Por Esther Vivas
El próximo domingo se celebra el Día del Niño y los padres saldremos esta semana a comprarles un regalo, las autoridades organizarán alguna actividad para tomarse una foto y asegurarse de que mucha gente vea su lado más sensible y humano. Pero no nos engañemos, nuestra sociedad es hostil a la infancia y a todo lo que la rodea. No en vano, este sistema supedita la vida a lo productivo, al mercado, y valora aquello que da beneficio económico. Cada día, a los adultos nos emerge ese desprecio, más o menos disimulado, en miradas de reprobación cuando un niño llora, corre o grita en un bar, un restaurante o en una plaza, donde hasta las palomas son tratadas con más paciencia.
¿Chicos, pueden jugar un poco más lejos?, he oído decirle a más de una señora con una sonrisa impostada que no conseguía camuflar su malhumor, mientras actuaba como la dueña de la plaza según su lógica irrebatible de “pago todos mis impuestos”. Pero no sólo las personas de mal genio o las que no sienten especial predilección por los más pequeños los someten a tratos hostiles.

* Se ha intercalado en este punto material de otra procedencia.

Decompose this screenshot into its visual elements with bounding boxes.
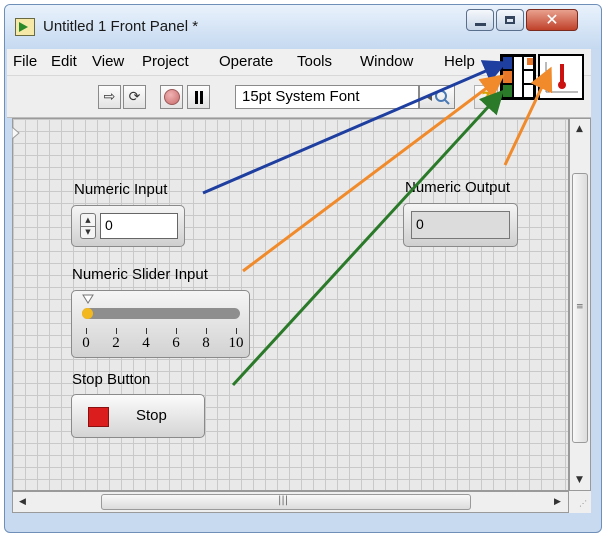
connector-terminal[interactable]: [523, 70, 534, 84]
horizontal-scroll-thumb[interactable]: |||: [101, 494, 471, 510]
slider-tick-label: 10: [228, 335, 244, 351]
slider-tick-label: 2: [112, 335, 120, 351]
run-continuously-button[interactable]: ⟳: [123, 85, 146, 109]
slider-tick: [236, 328, 237, 334]
run-arrow-icon: ⇨: [103, 89, 116, 105]
numeric-slider[interactable]: 0 2 4 6 8 10: [71, 290, 250, 358]
canvas-marker-icon: [12, 127, 20, 139]
scroll-up-icon[interactable]: ▲: [576, 124, 583, 134]
connector-terminal-orange-small: [527, 58, 533, 65]
slider-tick: [116, 328, 117, 334]
minimize-icon: [474, 22, 486, 26]
close-icon: ✕: [545, 10, 559, 29]
abort-button[interactable]: [160, 85, 183, 109]
connector-terminal[interactable]: [513, 56, 523, 98]
connector-terminal[interactable]: [523, 84, 534, 98]
thermometer-icon: [545, 62, 578, 93]
slider-tick: [146, 328, 147, 334]
grip-icon: ≡: [576, 302, 584, 312]
scroll-right-icon[interactable]: ▶: [554, 497, 561, 507]
stop-button-label: Stop Button: [72, 371, 151, 388]
scroll-left-icon[interactable]: ◀: [19, 497, 26, 507]
slider-tick-label: 4: [142, 335, 150, 351]
stop-led-icon: [88, 407, 109, 427]
numeric-input-label: Numeric Input: [74, 181, 168, 198]
menu-operate[interactable]: Operate: [219, 53, 273, 70]
pause-button[interactable]: [187, 85, 210, 109]
run-continuously-icon: ⟳: [128, 89, 141, 105]
numeric-increment-decrement[interactable]: ▲ ▼: [80, 213, 96, 239]
resize-grip-icon: ⋰: [579, 499, 587, 508]
vertical-scroll-thumb[interactable]: ≡: [572, 173, 588, 443]
connector-terminal-blue[interactable]: [502, 56, 513, 70]
run-button[interactable]: ⇨: [98, 85, 121, 109]
menu-project[interactable]: Project: [142, 53, 189, 70]
slider-track[interactable]: [82, 308, 240, 319]
slider-label: Numeric Slider Input: [72, 266, 208, 283]
horizontal-scrollbar[interactable]: ◀ ||| ▶: [12, 491, 569, 513]
menu-help[interactable]: Help: [444, 53, 496, 70]
context-help-icon: ?: [481, 87, 491, 107]
font-selector[interactable]: 15pt System Font: [235, 85, 419, 109]
slider-tick-label: 8: [202, 335, 210, 351]
stop-button-text: Stop: [136, 407, 167, 424]
numeric-output-value: 0: [411, 211, 510, 239]
menu-tools[interactable]: Tools: [297, 53, 332, 70]
menu-view[interactable]: View: [92, 53, 124, 70]
labview-vi-icon: [15, 18, 35, 36]
slider-thumb-icon[interactable]: [82, 294, 94, 304]
maximize-icon: [505, 16, 515, 24]
slider-fill: [82, 308, 93, 319]
search-button[interactable]: [419, 85, 455, 109]
grip-icon: |||: [278, 495, 289, 506]
vertical-scrollbar[interactable]: ▲ ≡ ▼: [569, 118, 591, 491]
scroll-down-icon[interactable]: ▼: [576, 475, 583, 485]
resize-grip[interactable]: ⋰: [569, 491, 591, 513]
context-help-button[interactable]: ?: [474, 85, 498, 109]
minimize-button[interactable]: [466, 9, 494, 31]
window-title: Untitled 1 Front Panel *: [43, 18, 199, 35]
pause-icon: [194, 90, 203, 104]
search-icon: [426, 90, 450, 105]
close-button[interactable]: ✕: [526, 9, 578, 31]
numeric-input-field[interactable]: 0: [100, 213, 178, 239]
slider-tick-label: 0: [82, 335, 90, 351]
connector-pane[interactable]: [500, 54, 536, 100]
title-bar[interactable]: Untitled 1 Front Panel * ✕: [5, 5, 601, 49]
stop-button[interactable]: Stop: [71, 394, 205, 438]
numeric-output-label: Numeric Output: [405, 179, 511, 196]
slider-tick-label: 6: [172, 335, 180, 351]
slider-tick: [86, 328, 87, 334]
menu-window[interactable]: Window: [360, 53, 413, 70]
slider-tick: [206, 328, 207, 334]
numeric-input-control: ▲ ▼ 0: [71, 205, 185, 247]
slider-tick: [176, 328, 177, 334]
connector-terminal-orange[interactable]: [502, 70, 513, 84]
maximize-button[interactable]: [496, 9, 524, 31]
numeric-output-indicator: 0: [403, 203, 518, 247]
connector-terminal-green[interactable]: [502, 84, 513, 98]
decrement-icon[interactable]: ▼: [81, 226, 95, 238]
abort-execution-icon: [163, 89, 180, 105]
menu-file[interactable]: File: [13, 53, 37, 70]
menu-edit[interactable]: Edit: [51, 53, 77, 70]
vi-icon-pane[interactable]: [538, 54, 584, 100]
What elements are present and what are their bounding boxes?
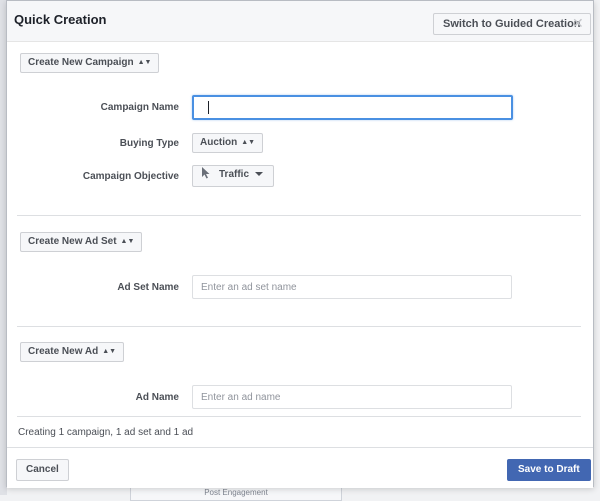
quick-creation-dialog: Quick Creation Switch to Guided Creation… — [6, 0, 594, 488]
dialog-title: Quick Creation — [14, 12, 107, 27]
create-new-ad-set-label: Create New Ad Set — [28, 236, 117, 247]
create-new-ad-dropdown[interactable]: Create New Ad ▲▼ — [20, 342, 125, 362]
buying-type-value: Auction — [200, 137, 238, 148]
close-icon[interactable]: ✕ — [572, 16, 584, 30]
create-new-campaign-dropdown[interactable]: Create New Campaign ▲▼ — [20, 53, 160, 73]
campaign-name-input[interactable] — [192, 95, 513, 120]
cancel-button[interactable]: Cancel — [16, 459, 69, 481]
section-divider — [17, 416, 581, 417]
creation-summary: Creating 1 campaign, 1 ad set and 1 ad — [18, 427, 194, 438]
updown-icon: ▲▼ — [102, 348, 117, 355]
dialog-footer: Cancel Save to Draft — [7, 447, 593, 488]
updown-icon: ▲▼ — [241, 139, 256, 146]
updown-icon: ▲▼ — [137, 59, 152, 66]
create-new-ad-set-dropdown[interactable]: Create New Ad Set ▲▼ — [20, 232, 143, 252]
ad-set-name-input[interactable] — [192, 275, 512, 299]
ad-name-input[interactable] — [192, 385, 512, 409]
switch-to-guided-creation-button[interactable]: Switch to Guided Creation — [433, 13, 591, 35]
section-divider — [17, 215, 581, 216]
campaign-objective-label: Campaign Objective — [82, 171, 179, 182]
ad-name-label: Ad Name — [135, 392, 179, 403]
create-new-ad-label: Create New Ad — [28, 346, 99, 357]
caret-down-icon — [255, 172, 264, 176]
ad-set-name-label: Ad Set Name — [117, 282, 179, 293]
updown-icon: ▲▼ — [120, 238, 135, 245]
section-divider — [17, 326, 581, 327]
text-cursor — [208, 101, 209, 114]
create-new-campaign-label: Create New Campaign — [28, 57, 134, 68]
buying-type-dropdown[interactable]: Auction ▲▼ — [192, 133, 264, 153]
background-tab: Post Engagement — [130, 487, 342, 501]
campaign-name-label: Campaign Name — [100, 102, 179, 113]
save-to-draft-button[interactable]: Save to Draft — [507, 459, 591, 481]
cursor-pointer-icon — [201, 166, 213, 186]
dialog-header: Quick Creation Switch to Guided Creation… — [7, 1, 593, 42]
campaign-objective-value: Traffic — [219, 169, 250, 180]
campaign-objective-dropdown[interactable]: Traffic — [192, 165, 275, 187]
buying-type-label: Buying Type — [119, 138, 179, 149]
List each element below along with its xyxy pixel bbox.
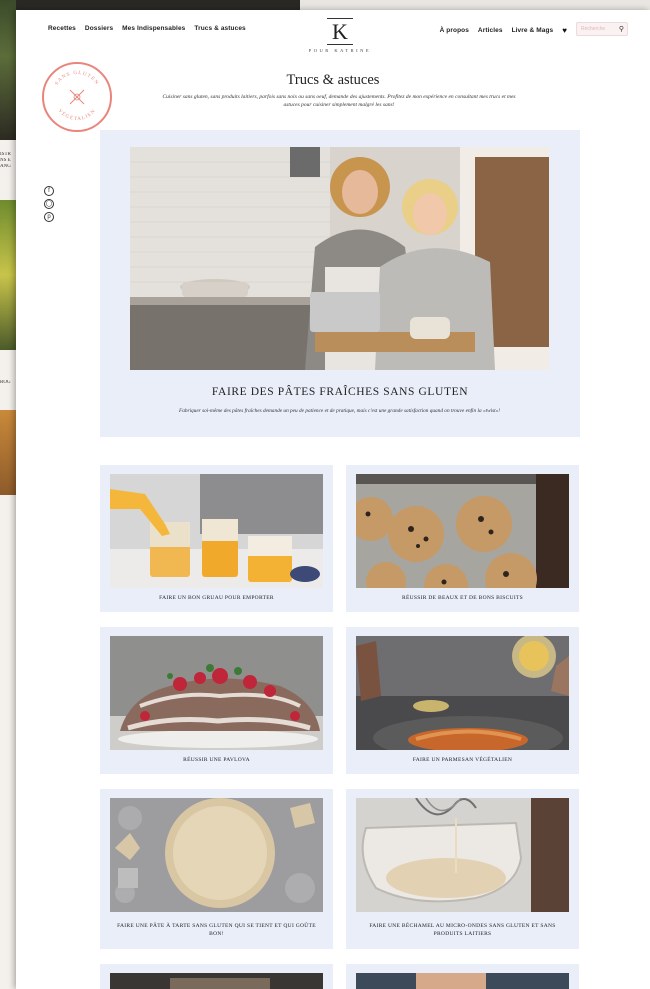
logo-subtitle: POUR KATRINE [308,48,372,53]
article-photo[interactable] [110,798,323,912]
article-photo[interactable] [356,973,569,989]
nav-link-recettes[interactable]: Recettes [48,25,76,32]
site-logo[interactable]: K POUR KATRINE [299,18,381,53]
article-photo[interactable] [356,474,569,588]
seal-bottom-text: VÉGÉTALIEN [57,109,96,123]
nav-link-indispensables[interactable]: Mes Indispensables [122,25,185,32]
article-card[interactable]: FAIRE UN PARMESAN VÉGÉTALIEN [346,627,579,774]
logo-letter: K [332,19,348,44]
social-links: f ◯ p [44,186,54,222]
article-title[interactable]: RÉUSSIR DE BEAUX ET DE BONS BISCUITS [356,594,569,602]
article-photo[interactable] [356,636,569,750]
article-card[interactable]: RÉUSSIR UNE PAVLOVA [100,627,333,774]
heart-icon[interactable]: ♥ [562,26,567,35]
article-title[interactable]: FAIRE UN BON GRUAU POUR EMPORTER [110,594,323,602]
nav-link-a-propos[interactable]: À propos [440,27,469,34]
featured-description: Fabriquer soi-même des pâtes fraîches de… [178,408,501,414]
article-card[interactable]: FAIRE UNE BÉCHAMEL AU MICRO-ONDES SANS G… [346,789,579,949]
article-title[interactable]: RÉUSSIR UNE PAVLOVA [110,756,323,764]
nav-link-livre-mags[interactable]: Livre & Mags [512,27,554,34]
article-title[interactable]: FAIRE UNE PÂTE À TARTE SANS GLUTEN QUI S… [110,922,323,938]
article-card[interactable] [100,964,333,989]
logo-rule [327,44,353,45]
svg-text:VÉGÉTALIEN: VÉGÉTALIEN [57,109,97,123]
search-icon[interactable]: ⚲ [619,25,624,33]
background-food-strip [0,0,16,140]
featured-photo[interactable] [130,147,549,370]
article-title[interactable]: FAIRE UNE BÉCHAMEL AU MICRO-ONDES SANS G… [356,922,569,938]
nav-link-articles[interactable]: Articles [478,27,503,34]
article-card[interactable] [346,964,579,989]
search-placeholder: Recherche [581,26,606,32]
article-title[interactable]: FAIRE UN PARMESAN VÉGÉTALIEN [356,756,569,764]
pinterest-icon[interactable]: p [44,212,54,222]
nav-link-dossiers[interactable]: Dossiers [85,25,113,32]
background-text: ANG [0,164,11,169]
background-food-strip [0,410,16,495]
page-description: Cuisiner sans gluten, sans produits lait… [162,94,516,108]
article-photo[interactable] [356,798,569,912]
nav-link-trucs-astuces[interactable]: Trucs & astuces [194,25,245,32]
browser-page: Recettes Dossiers Mes Indispensables Tru… [16,10,650,989]
article-card[interactable]: FAIRE UNE PÂTE À TARTE SANS GLUTEN QUI S… [100,789,333,949]
article-card[interactable]: FAIRE UN BON GRUAU POUR EMPORTER [100,465,333,612]
page-title: Trucs & astuces [286,72,380,88]
featured-article[interactable]: FAIRE DES PÂTES FRAÎCHES SANS GLUTEN Fab… [100,130,580,437]
article-photo[interactable] [110,973,323,989]
background-food-strip [0,200,16,350]
facebook-icon[interactable]: f [44,186,54,196]
search-input[interactable]: Recherche ⚲ [576,22,628,36]
article-photo[interactable] [110,636,323,750]
featured-title[interactable]: FAIRE DES PÂTES FRAÎCHES SANS GLUTEN [100,386,580,398]
article-photo[interactable] [110,474,323,588]
top-navigation: Recettes Dossiers Mes Indispensables Tru… [16,10,650,53]
instagram-icon[interactable]: ◯ [44,199,54,209]
article-card[interactable]: RÉUSSIR DE BEAUX ET DE BONS BISCUITS [346,465,579,612]
background-text: ROG [0,380,11,385]
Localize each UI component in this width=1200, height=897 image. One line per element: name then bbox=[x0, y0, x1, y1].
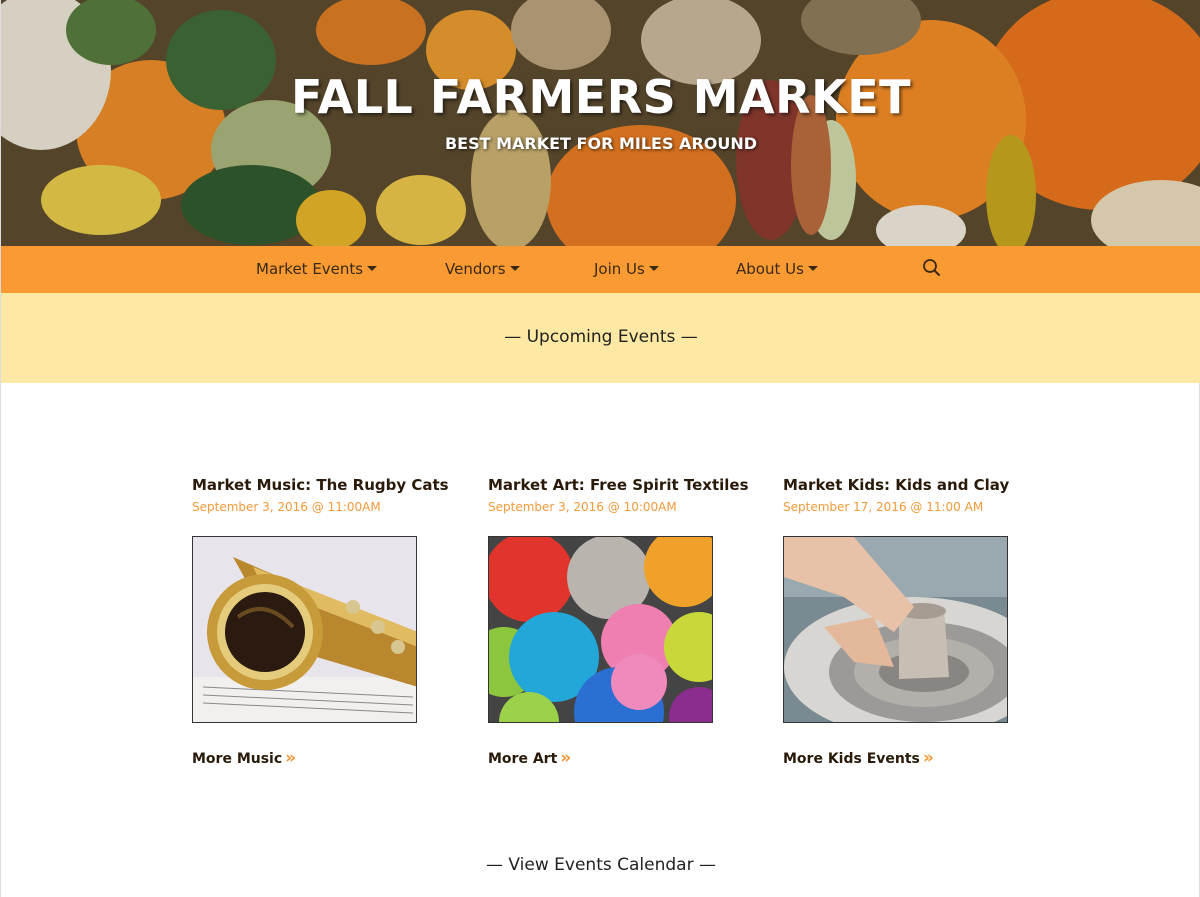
event-date: September 17, 2016 @ 11:00 AM bbox=[783, 500, 984, 514]
nav-item-market-events[interactable]: Market Events bbox=[256, 260, 378, 278]
page: FALL FARMERS MARKET BEST MARKET FOR MILE… bbox=[0, 0, 1200, 897]
double-chevron-right-icon: » bbox=[285, 748, 297, 768]
caret-down-icon bbox=[807, 266, 818, 271]
nav-item-join-us[interactable]: Join Us bbox=[594, 260, 659, 278]
upcoming-events-heading: — Upcoming Events — bbox=[504, 327, 698, 347]
nav-item-label: Market Events bbox=[256, 260, 364, 278]
more-art-link[interactable]: More Art» bbox=[488, 748, 571, 768]
main-nav: Market Events Vendors Join Us About Us bbox=[1, 246, 1200, 293]
event-date: September 3, 2016 @ 11:00AM bbox=[192, 500, 381, 514]
header-hero-image: FALL FARMERS MARKET BEST MARKET FOR MILE… bbox=[1, 0, 1200, 246]
site-title[interactable]: FALL FARMERS MARKET bbox=[1, 70, 1200, 124]
nav-item-vendors[interactable]: Vendors bbox=[445, 260, 520, 278]
caret-down-icon bbox=[509, 266, 520, 271]
search-icon[interactable] bbox=[922, 258, 942, 278]
view-events-calendar-link[interactable]: — View Events Calendar — bbox=[1, 855, 1200, 875]
event-title[interactable]: Market Art: Free Spirit Textiles bbox=[488, 476, 749, 494]
site-tagline: BEST MARKET FOR MILES AROUND bbox=[444, 134, 758, 153]
event-card: Market Art: Free Spirit Textiles Septemb… bbox=[488, 476, 749, 768]
saxophone-photo[interactable] bbox=[192, 536, 417, 723]
pottery-photo[interactable] bbox=[783, 536, 1008, 723]
more-link-label: More Music bbox=[192, 751, 283, 767]
event-card: Market Kids: Kids and Clay September 17,… bbox=[783, 476, 1043, 768]
more-link-label: More Art bbox=[488, 751, 558, 767]
caret-down-icon bbox=[367, 266, 378, 271]
double-chevron-right-icon: » bbox=[560, 748, 572, 768]
more-music-link[interactable]: More Music» bbox=[192, 748, 296, 768]
upcoming-events-band: — Upcoming Events — bbox=[1, 293, 1200, 383]
nav-item-label: Vendors bbox=[445, 260, 506, 278]
event-card: Market Music: The Rugby Cats September 3… bbox=[192, 476, 452, 768]
nav-item-about-us[interactable]: About Us bbox=[736, 260, 818, 278]
event-title[interactable]: Market Music: The Rugby Cats bbox=[192, 476, 452, 494]
yarn-photo[interactable] bbox=[488, 536, 713, 723]
double-chevron-right-icon: » bbox=[922, 748, 934, 768]
event-title[interactable]: Market Kids: Kids and Clay bbox=[783, 476, 1043, 494]
nav-item-label: About Us bbox=[736, 260, 804, 278]
more-link-label: More Kids Events bbox=[783, 751, 920, 767]
caret-down-icon bbox=[648, 266, 659, 271]
more-kids-events-link[interactable]: More Kids Events» bbox=[783, 748, 934, 768]
event-date: September 3, 2016 @ 10:00AM bbox=[488, 500, 677, 514]
nav-item-label: Join Us bbox=[594, 260, 645, 278]
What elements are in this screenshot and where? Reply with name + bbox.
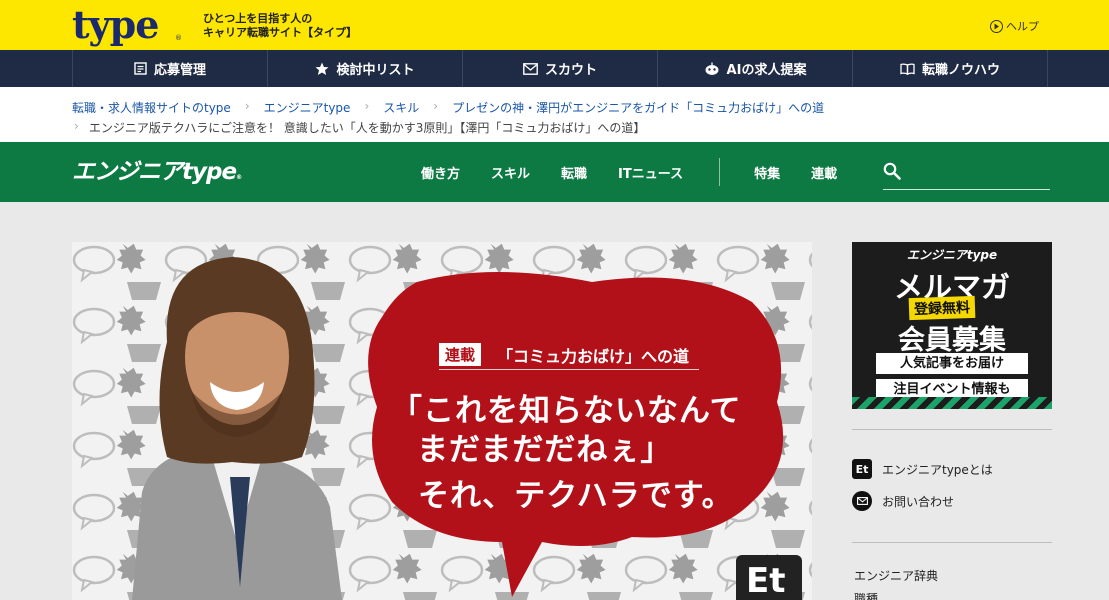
chevron-right-icon: › xyxy=(364,99,370,113)
sidebar-divider xyxy=(852,542,1052,543)
series-title: 「コミュ力おばけ」への道 xyxy=(497,347,690,366)
engineer-type-logo-text: エンジニアtype xyxy=(72,159,237,185)
nav-ai-suggestions[interactable]: AIの求人提案 xyxy=(658,50,853,87)
site-nav-workstyle[interactable]: 働き方 xyxy=(421,163,460,182)
sidebar-link-about[interactable]: Et エンジニアtypeとは xyxy=(852,459,993,479)
main-nav: 応募管理 検討中リスト スカウト AIの求人提案 転職ノウハウ xyxy=(0,50,1109,87)
site-nav-it-news[interactable]: ITニュース xyxy=(618,163,683,182)
help-link[interactable]: ヘルプ xyxy=(990,18,1039,34)
breadcrumb-current: エンジニア版テクハラにご注意を！ 意識したい「人を動かす3原則」【澤円「コミュ力… xyxy=(88,121,646,135)
chevron-right-icon: › xyxy=(244,99,250,113)
nav-label: AIの求人提案 xyxy=(726,63,807,78)
star-icon xyxy=(315,62,329,75)
banner-box-popular: 人気記事をお届け xyxy=(876,353,1028,374)
hero-image[interactable]: 連載 「コミュ力おばけ」への道 「これを知らないなんて まだまだだねぇ」 それ、… xyxy=(72,242,812,600)
help-label: ヘルプ xyxy=(1006,20,1039,33)
nav-know-how[interactable]: 転職ノウハウ xyxy=(853,50,1048,87)
breadcrumb-link-skill[interactable]: スキル xyxy=(383,99,419,116)
nav-label: 転職ノウハウ xyxy=(921,63,1000,78)
document-icon xyxy=(134,62,147,75)
search-icon[interactable] xyxy=(883,162,901,180)
site-nav-career-change[interactable]: 転職 xyxy=(561,163,587,182)
nav-wishlist[interactable]: 検討中リスト xyxy=(268,50,463,87)
banner-member: 会員募集 xyxy=(898,325,1006,356)
search-input[interactable] xyxy=(907,162,1047,186)
sidebar-divider xyxy=(852,429,1052,430)
breadcrumb-link-engineer-type[interactable]: エンジニアtype xyxy=(264,99,351,116)
tagline-line1: ひとつ上を目指す人の xyxy=(203,12,313,25)
book-icon xyxy=(900,62,915,75)
nav-application-management[interactable]: 応募管理 xyxy=(73,50,268,87)
site-nav-features[interactable]: 特集 xyxy=(754,163,780,182)
hero-headline-line2: まだまだだねぇ」 xyxy=(417,432,673,468)
chevron-right-icon: › xyxy=(74,119,79,133)
nav-label: 応募管理 xyxy=(153,63,206,78)
series-tag: 連載 xyxy=(439,343,482,366)
tagline: ひとつ上を目指す人の キャリア転職サイト【タイプ】 xyxy=(203,12,357,40)
top-header: type ® ひとつ上を目指す人の キャリア転職サイト【タイプ】 ヘルプ xyxy=(0,0,1109,50)
banner-free-badge: 登録無料 xyxy=(908,295,976,321)
play-circle-icon xyxy=(990,19,1003,33)
engineer-type-logo[interactable]: エンジニアtype® xyxy=(72,159,242,191)
nav-label: 検討中リスト xyxy=(336,63,415,78)
chevron-right-icon: › xyxy=(433,99,439,113)
tagline-line2: キャリア転職サイト【タイプ】 xyxy=(203,26,357,39)
breadcrumb-link-series[interactable]: プレゼンの神・澤円がエンジニアをガイド「コミュ力おばけ」への道 xyxy=(452,99,824,116)
series-underline xyxy=(439,369,699,370)
search-box xyxy=(883,162,1050,190)
banner-stripe xyxy=(852,397,1052,409)
sidebar-link-label: エンジニアtypeとは xyxy=(882,462,993,477)
sidebar-link-contact[interactable]: お問い合わせ xyxy=(852,491,954,511)
registered-mark: ® xyxy=(236,174,242,181)
mail-icon xyxy=(523,62,538,75)
nav-divider xyxy=(719,158,721,186)
ai-icon xyxy=(705,62,719,75)
hero-headline-line3: それ、テクハラです。 xyxy=(418,478,734,514)
newsletter-banner[interactable]: エンジニアtype メルマガ 会員募集 登録無料 人気記事をお届け 注目イベント… xyxy=(852,242,1052,409)
et-badge-icon: Et xyxy=(736,555,802,600)
registered-mark: ® xyxy=(175,34,182,42)
sidebar-link-label: お問い合わせ xyxy=(882,494,955,509)
type-logo[interactable]: type xyxy=(72,6,159,44)
sidebar-section-title: エンジニア辞典 xyxy=(854,569,939,583)
banner-brand: エンジニアtype xyxy=(906,248,998,262)
nav-scout[interactable]: スカウト xyxy=(463,50,658,87)
et-icon: Et xyxy=(852,459,872,479)
site-nav-skill[interactable]: スキル xyxy=(491,163,530,182)
breadcrumb-link-type[interactable]: 転職・求人情報サイトのtype xyxy=(72,99,231,116)
nav-label: スカウト xyxy=(544,63,597,78)
breadcrumb: 転職・求人情報サイトのtype › エンジニアtype › スキル › プレゼン… xyxy=(0,87,1109,142)
mail-icon xyxy=(852,491,872,511)
sidebar-section-item[interactable]: 職種 xyxy=(854,590,878,600)
site-nav-series[interactable]: 連載 xyxy=(811,163,837,182)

La mayoría de los adultos que juramos amarlos, también caemos en eso.
¿Por qué les exigimos que den besos a conocidos y tíos? Por suerte, un beneficio impensado de la pandemia ha sido el ocaso de la antigua costumbre de obligarlos a darle un beso de bienvenida o despedida también a los extraños (¿en qué habremos estado pensando?). ¿Por qué todavía hay padres cariñosos que les gritan o les pegan? Estamos en siglo XXI y sin embargo todos conocemos a algún troglodita que cuando surge el tema sostiene que un buen “correctivo”, siempre que sea justo y a tiempo, es un método irremplazable para que los chicos nos salgan buenos. Más allá de los casos graves de niños que sufren maltratos o que están judicializados, casi todos incurrimos en las conductas típicas de una sociedad hipócrita con la infancia alaba e idealiza a los más pequeños -criaturas hermosas, calladas y sonrientes de la publicidad-, mientras le damos la espalda a sus necesidades reales. Ya me he referido en esta columna a este mal que llamamos “niñofobia”, resultado de una sociedad productivista en la que los niños en realidad no interesan. Excepto cuando se convierten en posibles consumidores y le vendemos un juguete o nos sacamos una foto.